Laser-assisted caries detection
An added future-paced hygiene technology is based on improved assessment and diagnosis of early carious lesions. An emerging adjunct in caries detection involves another Class 2 laser that measures fluorescence within the tooth structure. Simply stated, if a hygienist shines a light on an occlusal pit and fissure, then identification of initial (not recurrent) carious lesions can be determined. Conscientious oral care specialists realize that technology only helps our diagnostic interpretation, and some innovations may prove to be less than desirable or valid. But since many clinicians are no longer solely relying on their explorer as "the" instrument to detect cavities, this laser-assisted tool can be implemented when identifying and assessing caries with traditional protocols, such as the clinical exam, salivary flow rate, radiographs, diet analysis, and the measurement of risk indicators.
As the promising evidence supporting laser diagnostic methods becomes available, caries detection and, ultimately, prevention, treatment, and management of caries will move toward improved and more accurate clinical standards.
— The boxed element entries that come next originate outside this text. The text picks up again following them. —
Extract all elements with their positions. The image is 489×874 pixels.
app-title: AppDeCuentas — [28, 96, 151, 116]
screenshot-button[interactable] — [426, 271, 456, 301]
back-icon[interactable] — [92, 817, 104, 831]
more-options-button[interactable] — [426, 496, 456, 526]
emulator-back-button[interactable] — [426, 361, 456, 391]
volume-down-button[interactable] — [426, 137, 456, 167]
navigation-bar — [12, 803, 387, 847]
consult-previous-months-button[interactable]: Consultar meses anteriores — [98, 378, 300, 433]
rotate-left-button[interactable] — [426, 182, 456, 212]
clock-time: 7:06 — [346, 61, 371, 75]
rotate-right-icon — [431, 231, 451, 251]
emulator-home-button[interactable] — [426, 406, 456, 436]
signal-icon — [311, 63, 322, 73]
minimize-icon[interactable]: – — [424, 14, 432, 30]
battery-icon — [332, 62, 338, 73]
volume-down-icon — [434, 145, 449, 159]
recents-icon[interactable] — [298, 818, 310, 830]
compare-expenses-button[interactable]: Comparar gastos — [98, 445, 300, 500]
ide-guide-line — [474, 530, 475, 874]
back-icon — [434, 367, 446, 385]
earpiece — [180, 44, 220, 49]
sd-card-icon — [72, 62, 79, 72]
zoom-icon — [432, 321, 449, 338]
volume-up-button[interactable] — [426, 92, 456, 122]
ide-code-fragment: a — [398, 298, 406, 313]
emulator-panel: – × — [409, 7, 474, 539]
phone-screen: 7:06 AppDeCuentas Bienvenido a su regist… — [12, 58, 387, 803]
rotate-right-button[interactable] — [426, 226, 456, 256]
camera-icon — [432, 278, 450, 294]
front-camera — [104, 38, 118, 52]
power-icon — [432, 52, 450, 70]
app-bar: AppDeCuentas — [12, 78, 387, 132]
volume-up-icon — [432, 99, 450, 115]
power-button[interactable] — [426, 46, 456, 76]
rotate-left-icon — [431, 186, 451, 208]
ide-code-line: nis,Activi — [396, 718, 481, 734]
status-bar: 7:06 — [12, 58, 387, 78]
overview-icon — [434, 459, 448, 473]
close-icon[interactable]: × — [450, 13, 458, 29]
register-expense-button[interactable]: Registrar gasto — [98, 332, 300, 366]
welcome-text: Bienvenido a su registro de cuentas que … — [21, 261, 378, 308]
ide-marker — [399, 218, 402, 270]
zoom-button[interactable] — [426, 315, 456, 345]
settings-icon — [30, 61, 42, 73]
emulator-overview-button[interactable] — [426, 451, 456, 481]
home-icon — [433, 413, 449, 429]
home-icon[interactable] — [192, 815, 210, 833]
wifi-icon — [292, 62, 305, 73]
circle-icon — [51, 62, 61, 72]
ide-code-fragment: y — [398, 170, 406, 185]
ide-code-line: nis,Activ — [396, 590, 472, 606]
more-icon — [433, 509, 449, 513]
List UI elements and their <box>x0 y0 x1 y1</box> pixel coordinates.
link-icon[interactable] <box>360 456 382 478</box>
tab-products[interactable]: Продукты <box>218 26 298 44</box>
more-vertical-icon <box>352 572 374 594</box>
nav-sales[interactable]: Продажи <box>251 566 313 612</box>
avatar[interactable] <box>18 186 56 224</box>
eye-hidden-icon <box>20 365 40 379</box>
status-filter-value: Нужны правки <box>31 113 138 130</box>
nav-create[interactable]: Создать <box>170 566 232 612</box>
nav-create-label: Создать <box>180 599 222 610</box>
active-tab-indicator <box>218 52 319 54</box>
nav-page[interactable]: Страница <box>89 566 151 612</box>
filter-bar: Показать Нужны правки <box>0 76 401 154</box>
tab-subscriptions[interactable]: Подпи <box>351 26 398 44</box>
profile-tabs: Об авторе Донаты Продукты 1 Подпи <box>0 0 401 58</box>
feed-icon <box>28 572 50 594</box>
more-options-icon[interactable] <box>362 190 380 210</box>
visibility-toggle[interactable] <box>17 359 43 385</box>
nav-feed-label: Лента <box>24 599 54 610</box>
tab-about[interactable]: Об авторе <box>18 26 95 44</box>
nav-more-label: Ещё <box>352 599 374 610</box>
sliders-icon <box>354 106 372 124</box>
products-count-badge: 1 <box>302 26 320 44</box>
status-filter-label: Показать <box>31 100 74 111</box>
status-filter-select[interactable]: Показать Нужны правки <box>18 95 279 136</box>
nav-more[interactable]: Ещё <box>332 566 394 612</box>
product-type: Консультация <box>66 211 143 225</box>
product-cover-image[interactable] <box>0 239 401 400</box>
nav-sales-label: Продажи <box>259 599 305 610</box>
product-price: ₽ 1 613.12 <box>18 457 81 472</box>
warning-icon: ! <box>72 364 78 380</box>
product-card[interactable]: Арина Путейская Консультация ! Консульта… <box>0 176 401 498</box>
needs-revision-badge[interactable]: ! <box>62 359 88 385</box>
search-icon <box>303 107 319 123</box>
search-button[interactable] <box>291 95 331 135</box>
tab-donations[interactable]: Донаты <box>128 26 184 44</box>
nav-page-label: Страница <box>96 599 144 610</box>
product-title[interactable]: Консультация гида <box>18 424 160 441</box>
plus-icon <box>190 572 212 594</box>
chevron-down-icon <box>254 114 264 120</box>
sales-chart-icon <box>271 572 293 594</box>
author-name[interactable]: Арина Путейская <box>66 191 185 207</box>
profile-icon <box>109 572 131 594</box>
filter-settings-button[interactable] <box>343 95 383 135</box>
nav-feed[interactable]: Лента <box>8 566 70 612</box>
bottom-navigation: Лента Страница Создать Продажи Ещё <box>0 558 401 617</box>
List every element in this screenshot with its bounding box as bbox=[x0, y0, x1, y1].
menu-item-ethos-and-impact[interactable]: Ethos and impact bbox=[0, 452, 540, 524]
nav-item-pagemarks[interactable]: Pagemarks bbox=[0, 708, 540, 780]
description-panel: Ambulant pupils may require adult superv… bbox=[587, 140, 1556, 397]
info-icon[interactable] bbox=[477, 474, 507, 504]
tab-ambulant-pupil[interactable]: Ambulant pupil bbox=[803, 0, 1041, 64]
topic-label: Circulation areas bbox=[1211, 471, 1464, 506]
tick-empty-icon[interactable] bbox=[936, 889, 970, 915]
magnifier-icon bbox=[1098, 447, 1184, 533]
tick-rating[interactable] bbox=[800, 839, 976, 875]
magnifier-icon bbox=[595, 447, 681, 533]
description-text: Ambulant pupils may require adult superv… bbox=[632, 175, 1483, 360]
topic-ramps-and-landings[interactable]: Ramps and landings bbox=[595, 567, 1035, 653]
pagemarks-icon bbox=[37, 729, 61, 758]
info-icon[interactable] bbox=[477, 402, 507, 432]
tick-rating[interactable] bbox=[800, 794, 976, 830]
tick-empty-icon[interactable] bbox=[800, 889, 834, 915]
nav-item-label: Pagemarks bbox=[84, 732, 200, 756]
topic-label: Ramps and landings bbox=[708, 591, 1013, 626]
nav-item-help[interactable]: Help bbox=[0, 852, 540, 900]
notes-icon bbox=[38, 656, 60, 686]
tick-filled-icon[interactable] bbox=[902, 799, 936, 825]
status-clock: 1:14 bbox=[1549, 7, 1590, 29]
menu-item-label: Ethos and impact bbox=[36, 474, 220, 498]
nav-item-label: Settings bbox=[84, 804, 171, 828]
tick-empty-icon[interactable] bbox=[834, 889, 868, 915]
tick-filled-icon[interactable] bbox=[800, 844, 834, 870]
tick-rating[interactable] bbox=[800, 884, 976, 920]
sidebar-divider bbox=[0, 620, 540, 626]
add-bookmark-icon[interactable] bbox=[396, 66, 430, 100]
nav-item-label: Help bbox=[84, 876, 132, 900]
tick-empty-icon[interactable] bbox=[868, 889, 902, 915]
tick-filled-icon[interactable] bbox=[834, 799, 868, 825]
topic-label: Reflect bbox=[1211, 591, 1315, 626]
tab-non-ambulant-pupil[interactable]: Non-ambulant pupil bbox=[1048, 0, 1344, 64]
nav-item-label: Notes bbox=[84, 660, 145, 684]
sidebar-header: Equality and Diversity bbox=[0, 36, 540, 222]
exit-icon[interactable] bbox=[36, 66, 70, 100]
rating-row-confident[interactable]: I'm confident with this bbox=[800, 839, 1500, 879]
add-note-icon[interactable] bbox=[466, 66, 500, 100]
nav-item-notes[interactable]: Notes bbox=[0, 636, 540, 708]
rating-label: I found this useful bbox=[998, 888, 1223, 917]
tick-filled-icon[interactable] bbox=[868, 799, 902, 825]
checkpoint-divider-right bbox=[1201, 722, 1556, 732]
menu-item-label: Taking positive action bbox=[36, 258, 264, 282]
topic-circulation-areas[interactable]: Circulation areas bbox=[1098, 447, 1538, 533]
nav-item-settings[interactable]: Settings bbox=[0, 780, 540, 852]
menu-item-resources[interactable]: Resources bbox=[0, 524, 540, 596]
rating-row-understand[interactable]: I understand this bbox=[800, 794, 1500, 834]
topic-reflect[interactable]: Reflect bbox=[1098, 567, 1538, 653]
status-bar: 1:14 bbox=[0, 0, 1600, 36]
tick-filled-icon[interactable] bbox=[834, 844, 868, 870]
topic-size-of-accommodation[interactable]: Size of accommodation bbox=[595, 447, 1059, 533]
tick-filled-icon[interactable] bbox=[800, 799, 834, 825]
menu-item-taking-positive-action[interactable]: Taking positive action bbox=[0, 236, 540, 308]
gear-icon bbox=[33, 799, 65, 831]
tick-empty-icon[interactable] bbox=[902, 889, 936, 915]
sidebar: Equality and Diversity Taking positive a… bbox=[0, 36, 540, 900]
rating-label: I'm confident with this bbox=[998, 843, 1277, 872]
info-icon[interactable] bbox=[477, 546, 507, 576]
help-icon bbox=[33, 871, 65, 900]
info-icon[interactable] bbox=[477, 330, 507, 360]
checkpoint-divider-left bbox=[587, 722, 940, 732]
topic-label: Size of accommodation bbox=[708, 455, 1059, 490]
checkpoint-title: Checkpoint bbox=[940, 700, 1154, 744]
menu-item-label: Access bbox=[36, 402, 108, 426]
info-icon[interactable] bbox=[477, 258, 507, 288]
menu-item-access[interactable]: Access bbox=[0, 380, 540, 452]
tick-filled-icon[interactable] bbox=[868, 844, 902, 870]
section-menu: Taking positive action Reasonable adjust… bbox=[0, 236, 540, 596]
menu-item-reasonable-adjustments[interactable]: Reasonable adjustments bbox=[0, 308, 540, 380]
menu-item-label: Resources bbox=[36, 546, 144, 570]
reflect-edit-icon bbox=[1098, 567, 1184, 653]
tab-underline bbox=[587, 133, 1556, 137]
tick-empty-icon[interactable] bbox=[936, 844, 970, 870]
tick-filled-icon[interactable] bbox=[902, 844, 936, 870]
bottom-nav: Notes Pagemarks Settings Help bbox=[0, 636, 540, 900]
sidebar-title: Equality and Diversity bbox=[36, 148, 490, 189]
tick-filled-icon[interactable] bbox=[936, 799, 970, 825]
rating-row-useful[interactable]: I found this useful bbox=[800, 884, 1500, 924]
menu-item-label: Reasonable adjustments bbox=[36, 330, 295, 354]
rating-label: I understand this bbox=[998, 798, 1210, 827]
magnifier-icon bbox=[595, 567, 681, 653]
Future-paced modalities are embracing lasers as the emerging multi-tasking instrument. It can be implemented into any hygiene wellness program, successfully and safely supporting gingival healing and health. In addition, laser-assisted whitening enhancements can be delivered to improve aesthetics. Lasers also have been identified as an aid to caries detection. Dental hygienists often seek out opportunities for professional growth. The many uses of lasers in hygiene are strategies worth adding.
The primary goal of laser technology is to melt or vaporize tissue without inducing irreversible damage to adjacent tissue.
Sequence of treatment:
- Client may be anesthetized.
- Conventional bacterial decontamination and antimicrobial irrigation - before and after laser therapy.
- Each pocket is lased for microbial decontamination (approximately 30 seconds per site).
- Ultrasonic instrumentation and hand instrumentation (scaling and root-planing).
- The inflamed tissue/epithelial lining is removed with the laser by measuring fiber tip to base of pocket and using a sweeping motion away from the tooth and towards tissue pocket wall.
- Constant movement of the tip for 30 seconds to one minute achieves laser bacterial decontamination.
- Postoperative written and oral self-care instructions.